19

604 44 1
                                    

(Rozdział nie sprawdzony)

Ta część miasta jest lepsza od tej w której mieszkałam. Wysokie budynki tworzyły plątanine pustych ulic, gdzieś w oddali widziałam park i szpital, istny labirynt. 

Będzie trzeba znaleźć jakieś lokum, ciekawe czy jest tu bank. Jest jeszcze ciemno, za jakąś godzinę wzejdzie słońce. Zatrzymuję się pod jakimś hotelem i wyjmuję z kieszeni płaszcza opakowanie na żelazo.

Przeszłam jeszcze dwie przecznice, banku poszukam jutro, weszłam do średniej wielkości budynku wolnostojącego, nie był w najlepszym stanie ale na obrzeżach widziałam gorsze.

W recepcji zasiadała sztywno ludzka kobieta w sztywnym, dopasowanym uniformie. Wystrój holu nie był wyjątkowy, jedyną żywą istotą po za kobietą były kwiaty na ladzie.

-Przepraszam, chciałabym wynająć pokój na tydzień.- na prawej dłoni zostawiłam tylko dwa sygnety, reszta została w kieszeniach za dużego płaszcza.

-Płatność z góry. Gotówką czy kartą?- zaczęła zapisywać coś w oprawionej w purpurową skórę cienkiej książce.

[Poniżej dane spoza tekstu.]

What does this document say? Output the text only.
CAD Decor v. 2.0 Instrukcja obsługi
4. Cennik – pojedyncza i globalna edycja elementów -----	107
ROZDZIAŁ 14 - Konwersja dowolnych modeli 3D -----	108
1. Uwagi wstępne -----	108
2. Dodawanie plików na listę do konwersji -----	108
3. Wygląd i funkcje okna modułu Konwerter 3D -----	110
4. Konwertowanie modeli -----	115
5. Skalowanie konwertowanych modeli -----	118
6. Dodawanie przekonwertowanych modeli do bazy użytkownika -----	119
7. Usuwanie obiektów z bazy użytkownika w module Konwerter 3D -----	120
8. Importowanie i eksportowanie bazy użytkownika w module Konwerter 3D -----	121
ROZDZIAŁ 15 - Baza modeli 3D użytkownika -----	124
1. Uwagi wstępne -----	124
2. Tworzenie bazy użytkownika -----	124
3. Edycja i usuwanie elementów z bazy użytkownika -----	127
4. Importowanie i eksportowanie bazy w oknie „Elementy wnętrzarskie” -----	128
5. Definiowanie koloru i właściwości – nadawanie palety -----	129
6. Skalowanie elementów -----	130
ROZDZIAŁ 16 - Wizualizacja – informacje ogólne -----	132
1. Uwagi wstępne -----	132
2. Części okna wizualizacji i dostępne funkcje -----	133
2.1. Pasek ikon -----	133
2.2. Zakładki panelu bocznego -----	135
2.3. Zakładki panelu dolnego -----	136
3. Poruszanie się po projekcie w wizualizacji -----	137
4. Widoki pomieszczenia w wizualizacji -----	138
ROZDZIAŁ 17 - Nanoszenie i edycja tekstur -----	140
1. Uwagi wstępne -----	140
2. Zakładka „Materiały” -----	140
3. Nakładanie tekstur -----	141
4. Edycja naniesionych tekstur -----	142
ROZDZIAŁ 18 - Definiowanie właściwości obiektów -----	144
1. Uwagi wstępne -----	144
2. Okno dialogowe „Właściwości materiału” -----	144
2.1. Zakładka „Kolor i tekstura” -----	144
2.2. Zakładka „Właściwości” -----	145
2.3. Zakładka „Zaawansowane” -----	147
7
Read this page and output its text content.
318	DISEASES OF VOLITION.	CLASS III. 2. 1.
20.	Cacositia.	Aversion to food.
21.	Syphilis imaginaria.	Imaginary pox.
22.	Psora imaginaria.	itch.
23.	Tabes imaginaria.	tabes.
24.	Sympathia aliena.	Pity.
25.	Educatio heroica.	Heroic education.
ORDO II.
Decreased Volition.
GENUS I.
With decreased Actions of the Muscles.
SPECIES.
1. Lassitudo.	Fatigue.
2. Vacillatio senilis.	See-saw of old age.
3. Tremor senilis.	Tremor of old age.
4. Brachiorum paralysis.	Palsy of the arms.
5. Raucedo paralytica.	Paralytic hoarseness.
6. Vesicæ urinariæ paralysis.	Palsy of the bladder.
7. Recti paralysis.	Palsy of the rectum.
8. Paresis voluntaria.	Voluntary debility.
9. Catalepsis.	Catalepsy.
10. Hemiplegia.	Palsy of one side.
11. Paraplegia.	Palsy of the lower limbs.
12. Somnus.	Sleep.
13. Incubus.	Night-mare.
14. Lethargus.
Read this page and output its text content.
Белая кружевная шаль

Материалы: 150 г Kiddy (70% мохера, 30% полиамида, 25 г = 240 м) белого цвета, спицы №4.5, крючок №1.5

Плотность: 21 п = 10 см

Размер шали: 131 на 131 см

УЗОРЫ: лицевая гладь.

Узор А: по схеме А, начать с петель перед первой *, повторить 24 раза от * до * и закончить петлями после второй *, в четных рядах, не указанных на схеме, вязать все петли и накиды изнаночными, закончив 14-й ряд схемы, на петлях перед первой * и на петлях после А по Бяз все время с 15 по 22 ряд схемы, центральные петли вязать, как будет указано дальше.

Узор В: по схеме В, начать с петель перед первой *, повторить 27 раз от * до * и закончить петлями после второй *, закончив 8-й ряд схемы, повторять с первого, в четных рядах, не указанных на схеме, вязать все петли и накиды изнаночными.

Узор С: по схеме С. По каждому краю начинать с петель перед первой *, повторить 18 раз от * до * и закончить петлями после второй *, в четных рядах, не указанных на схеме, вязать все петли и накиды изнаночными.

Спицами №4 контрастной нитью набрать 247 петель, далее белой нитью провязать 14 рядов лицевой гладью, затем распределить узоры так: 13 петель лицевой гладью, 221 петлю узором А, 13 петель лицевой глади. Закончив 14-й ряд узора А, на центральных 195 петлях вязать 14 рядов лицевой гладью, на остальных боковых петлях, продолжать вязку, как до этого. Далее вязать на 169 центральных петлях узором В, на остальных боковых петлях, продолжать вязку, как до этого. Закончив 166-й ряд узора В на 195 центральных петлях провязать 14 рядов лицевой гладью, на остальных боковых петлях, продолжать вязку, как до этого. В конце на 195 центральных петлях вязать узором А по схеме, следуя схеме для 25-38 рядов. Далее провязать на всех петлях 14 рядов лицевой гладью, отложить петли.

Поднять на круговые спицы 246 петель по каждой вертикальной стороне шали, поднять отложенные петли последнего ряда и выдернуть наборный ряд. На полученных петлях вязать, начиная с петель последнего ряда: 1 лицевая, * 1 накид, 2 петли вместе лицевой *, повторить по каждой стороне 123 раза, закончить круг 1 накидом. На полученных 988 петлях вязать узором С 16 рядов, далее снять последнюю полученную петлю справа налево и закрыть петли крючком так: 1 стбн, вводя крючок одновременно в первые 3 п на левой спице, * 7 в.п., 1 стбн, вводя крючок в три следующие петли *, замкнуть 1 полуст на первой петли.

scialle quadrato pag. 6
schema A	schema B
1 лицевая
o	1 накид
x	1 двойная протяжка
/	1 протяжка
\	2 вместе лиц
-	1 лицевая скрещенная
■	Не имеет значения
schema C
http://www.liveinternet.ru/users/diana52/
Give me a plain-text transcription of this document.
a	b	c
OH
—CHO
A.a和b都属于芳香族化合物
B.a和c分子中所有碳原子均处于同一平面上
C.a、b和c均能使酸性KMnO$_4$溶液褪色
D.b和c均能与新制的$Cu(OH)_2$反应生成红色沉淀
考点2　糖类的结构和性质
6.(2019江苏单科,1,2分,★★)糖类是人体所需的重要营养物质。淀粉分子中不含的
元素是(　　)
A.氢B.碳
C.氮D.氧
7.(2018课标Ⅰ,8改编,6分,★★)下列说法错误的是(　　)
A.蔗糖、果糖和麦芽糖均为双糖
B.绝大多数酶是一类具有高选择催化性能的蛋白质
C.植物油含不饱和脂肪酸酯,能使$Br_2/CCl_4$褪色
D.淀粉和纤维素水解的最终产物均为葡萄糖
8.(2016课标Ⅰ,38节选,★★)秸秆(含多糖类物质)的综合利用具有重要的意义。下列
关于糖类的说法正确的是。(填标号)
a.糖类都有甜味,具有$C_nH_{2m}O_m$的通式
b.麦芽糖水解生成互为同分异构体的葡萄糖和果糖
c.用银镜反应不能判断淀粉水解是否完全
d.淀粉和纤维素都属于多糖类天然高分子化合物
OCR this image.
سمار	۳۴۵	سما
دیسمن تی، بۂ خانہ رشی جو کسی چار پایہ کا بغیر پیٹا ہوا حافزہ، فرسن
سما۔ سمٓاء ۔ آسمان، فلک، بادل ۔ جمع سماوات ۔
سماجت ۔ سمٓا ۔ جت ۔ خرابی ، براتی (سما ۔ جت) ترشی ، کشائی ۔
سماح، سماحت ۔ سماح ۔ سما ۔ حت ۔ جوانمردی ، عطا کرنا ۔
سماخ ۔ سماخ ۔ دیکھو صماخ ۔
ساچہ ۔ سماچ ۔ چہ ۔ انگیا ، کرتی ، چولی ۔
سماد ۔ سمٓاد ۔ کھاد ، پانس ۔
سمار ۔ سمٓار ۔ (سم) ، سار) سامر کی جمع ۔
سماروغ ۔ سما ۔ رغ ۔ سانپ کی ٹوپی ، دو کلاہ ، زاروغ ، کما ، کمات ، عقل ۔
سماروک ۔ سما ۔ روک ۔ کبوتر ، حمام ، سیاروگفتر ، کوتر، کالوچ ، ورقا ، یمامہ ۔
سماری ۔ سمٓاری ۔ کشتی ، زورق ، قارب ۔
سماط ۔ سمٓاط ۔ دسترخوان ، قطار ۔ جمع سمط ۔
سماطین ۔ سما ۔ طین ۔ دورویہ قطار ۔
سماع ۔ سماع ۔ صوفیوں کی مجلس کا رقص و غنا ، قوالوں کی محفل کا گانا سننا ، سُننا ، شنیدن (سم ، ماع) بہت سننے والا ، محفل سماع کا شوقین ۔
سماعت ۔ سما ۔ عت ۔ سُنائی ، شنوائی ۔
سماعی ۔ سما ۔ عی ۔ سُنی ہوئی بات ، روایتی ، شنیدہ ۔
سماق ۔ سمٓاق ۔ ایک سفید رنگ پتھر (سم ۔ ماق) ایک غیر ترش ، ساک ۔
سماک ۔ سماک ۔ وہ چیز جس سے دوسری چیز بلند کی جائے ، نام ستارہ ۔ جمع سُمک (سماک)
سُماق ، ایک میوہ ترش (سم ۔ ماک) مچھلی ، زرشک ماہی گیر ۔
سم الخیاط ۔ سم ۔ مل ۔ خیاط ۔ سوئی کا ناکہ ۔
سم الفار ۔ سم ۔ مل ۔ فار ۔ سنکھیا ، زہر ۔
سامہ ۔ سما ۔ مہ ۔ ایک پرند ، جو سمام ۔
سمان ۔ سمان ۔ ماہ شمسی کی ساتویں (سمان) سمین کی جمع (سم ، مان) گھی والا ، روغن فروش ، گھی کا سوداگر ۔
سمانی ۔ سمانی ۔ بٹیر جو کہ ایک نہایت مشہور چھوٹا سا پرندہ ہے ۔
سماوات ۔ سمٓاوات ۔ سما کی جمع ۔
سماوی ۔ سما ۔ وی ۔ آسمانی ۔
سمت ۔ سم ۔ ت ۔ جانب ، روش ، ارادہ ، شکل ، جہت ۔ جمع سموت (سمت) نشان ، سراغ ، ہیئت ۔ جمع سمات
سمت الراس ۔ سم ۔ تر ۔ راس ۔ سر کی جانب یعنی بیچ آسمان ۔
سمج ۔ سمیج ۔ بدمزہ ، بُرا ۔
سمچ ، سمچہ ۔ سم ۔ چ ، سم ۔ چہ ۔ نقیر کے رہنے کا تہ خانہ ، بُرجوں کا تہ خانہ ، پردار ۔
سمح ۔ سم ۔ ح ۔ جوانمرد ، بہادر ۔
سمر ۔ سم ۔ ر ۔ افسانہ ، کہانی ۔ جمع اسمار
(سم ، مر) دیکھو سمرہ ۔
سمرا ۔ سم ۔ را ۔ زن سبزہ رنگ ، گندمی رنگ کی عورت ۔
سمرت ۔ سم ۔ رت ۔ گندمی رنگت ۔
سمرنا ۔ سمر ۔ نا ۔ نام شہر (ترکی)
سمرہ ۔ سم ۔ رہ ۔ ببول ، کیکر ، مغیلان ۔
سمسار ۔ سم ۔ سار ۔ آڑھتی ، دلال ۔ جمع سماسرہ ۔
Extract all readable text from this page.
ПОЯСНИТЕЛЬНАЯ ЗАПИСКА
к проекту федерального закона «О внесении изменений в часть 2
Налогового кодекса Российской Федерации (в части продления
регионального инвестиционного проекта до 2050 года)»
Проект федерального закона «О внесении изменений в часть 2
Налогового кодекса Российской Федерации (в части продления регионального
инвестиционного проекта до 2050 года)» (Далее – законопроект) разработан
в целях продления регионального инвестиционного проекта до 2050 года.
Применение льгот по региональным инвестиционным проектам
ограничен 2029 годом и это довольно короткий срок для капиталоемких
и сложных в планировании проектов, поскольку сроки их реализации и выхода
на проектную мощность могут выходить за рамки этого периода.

-Kartą. Mam prośbę, czy pokój może znajdować się na ostatnim piętrze?- podałam jej sztywny kartonik.

-Uprzedzam, że nie posiadamy windy.- machnęła w stronę kiedyś białych schodów.

-Mimo to.- oddała mi kartę. Jacy tu są nieciekawe osoby. Zero woli życia, pewnie ta praca nie jest zbyt ciekawa.

Tylko osiem pięter, na szczęście obok jest o dwa piętra niższy budynek. Jeden z paru aspektów dlaczego wybrałam ten hotel. Pomieszczenie w którym miałam mieszkać nie było wyjątkowo urządzone jednoosobowe łóżko, szafa, biurko, krzesło, okno i żółta odpadająca farba.

Rzuciłam płaszcz na łóżko i weszłam do jak się spodziewałam łazienki.
Także strasznie smętne, umierające pomieszczenie. Wzięłam prysznic i przebrałam się w co miałam ze sobą muszę iść na zakupy.

°~°~°

Nie lubię zakupów, zawsze przytłacza mnie ta bezokienna forma centrów handlowych. Czuję jakby ktoś stale trzymał mój nadgarstek w stalowym(zbyt potężnym) uścisku. Odetchęłam z ulgą kiedy wyszłamna w miarę otwarty teren.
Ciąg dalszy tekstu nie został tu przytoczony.